Africa will have at least nine sides at the expanded World Cup in 2026, one of whose vanishingly few blessings is that increased allocations for the previously less favoured regions should make it easier to detect trends. Asia’s contingent will rise by at least two. A third of the slots will come from Europe, down from its current share of 40%.
Given hopeful proclamations of a new world order did not come to pass after 2002, when Senegal joined the cohosts South Korea in the quarter-finals, optimism about a wider levelling up should be tempered. But the idea is not entirely fanciful. It was striking to hear the Morocco coach, Walid Megraoui, speaking after the tight goalless draw with Croatia that set the foundations for his team’s later success.
“We played like a European team and that’s why I am so happy,” he said. “If we had played brilliantly and lost then everyone would be very upset. We played in a very solid way like a European team and made it difficult for them to play against us. We need to look at African specifics and understand how to win when a match is tight.”
It suggests that, in a football world of few secrets, the intensely drilled methods honed in the Premier League, Bundesliga, La Liga and Serie A may finally have seeped down into the more chaotic realm of the international game. Bar Qatar and Saudi Arabia, whose respective fortunes were decidedly mixed, every squad in this tournament has a generous sprinkling of players from those major domestic leagues.
That is hardly new: it has been the case for two decades. But when they are augmented by a generation of tactically smart, quick-thinking coaches who understand how to harness the qualities taught abroad in a short preparation time, perhaps it heralds the next step. “The gold standard in the world,” is how the Japan coach, Hajime Moriyasu, referred to European football before defeating Spain. The Japanese game has had strong links with Germany, in particular, for many years.
On one level, such assessments breed discomfort: the instinctive thought is that Asian and African sides should not feel compelled to eschew their own styles in deference to theories honed in Manchester, Munich and Madrid. Homogenisation should not be the only way. But that is where football has long been headed and it becomes more palatable if the “European” benchmark is seen as a global one, practised by players and coaches from across the world, that happens to have taken hold there.
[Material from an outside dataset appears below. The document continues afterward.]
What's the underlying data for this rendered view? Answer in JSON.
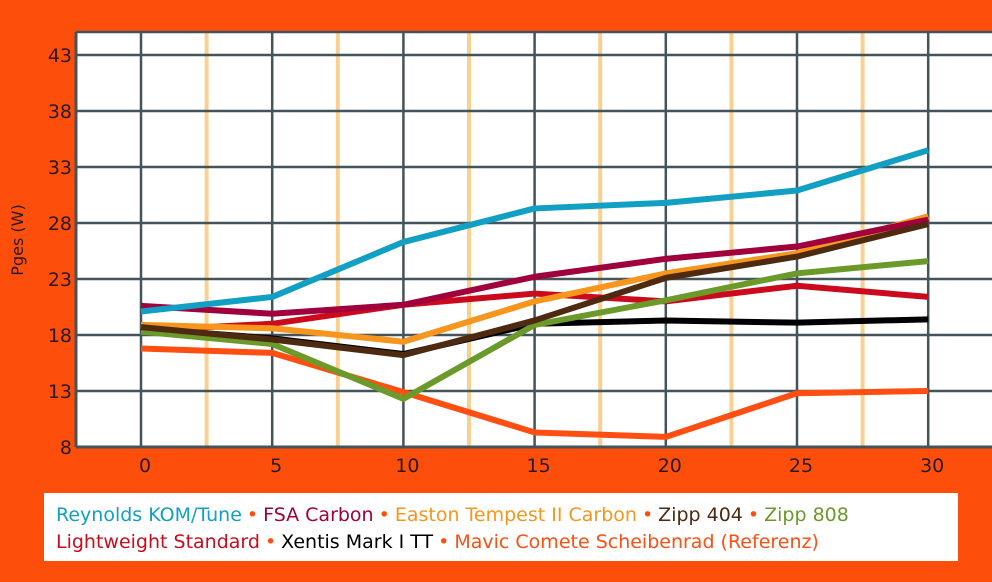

South American teams have long trodden a successful balance between what works locally and abroad. But this has been an unprepossessing World Cup for Conmebol so far, only two of their teams progressing. That has happened only twice before. Brazil and Argentina both began the tournament with convincing claims to go all the way but, even if Ecuador and Uruguay would both have qualified with four points in a different year, there are no support acts in the knockout stage.
Again, those fine margins: seven of the eight groups contained a team that missed out despite recording a win and a draw. It means nobody has too much cause to fret; if hitherto unheralded outposts are expressing themselves more volubly now, it simply means this tournament is doing the job it should. And even if Europe has only twice been represented more thinly than this in a last 16, a 50% share of the places still tells a tale.
For all the analysis and grasping for reasons, on Saturday night an Australian striker called Mitchell Duke from the Japanese second-tier side Fagiano Okayama will have had reasonable cause to believe he can outgun Lionel Messi and Argentina. Maybe that, more than anything else, speaks of the breadth that lies in front of us.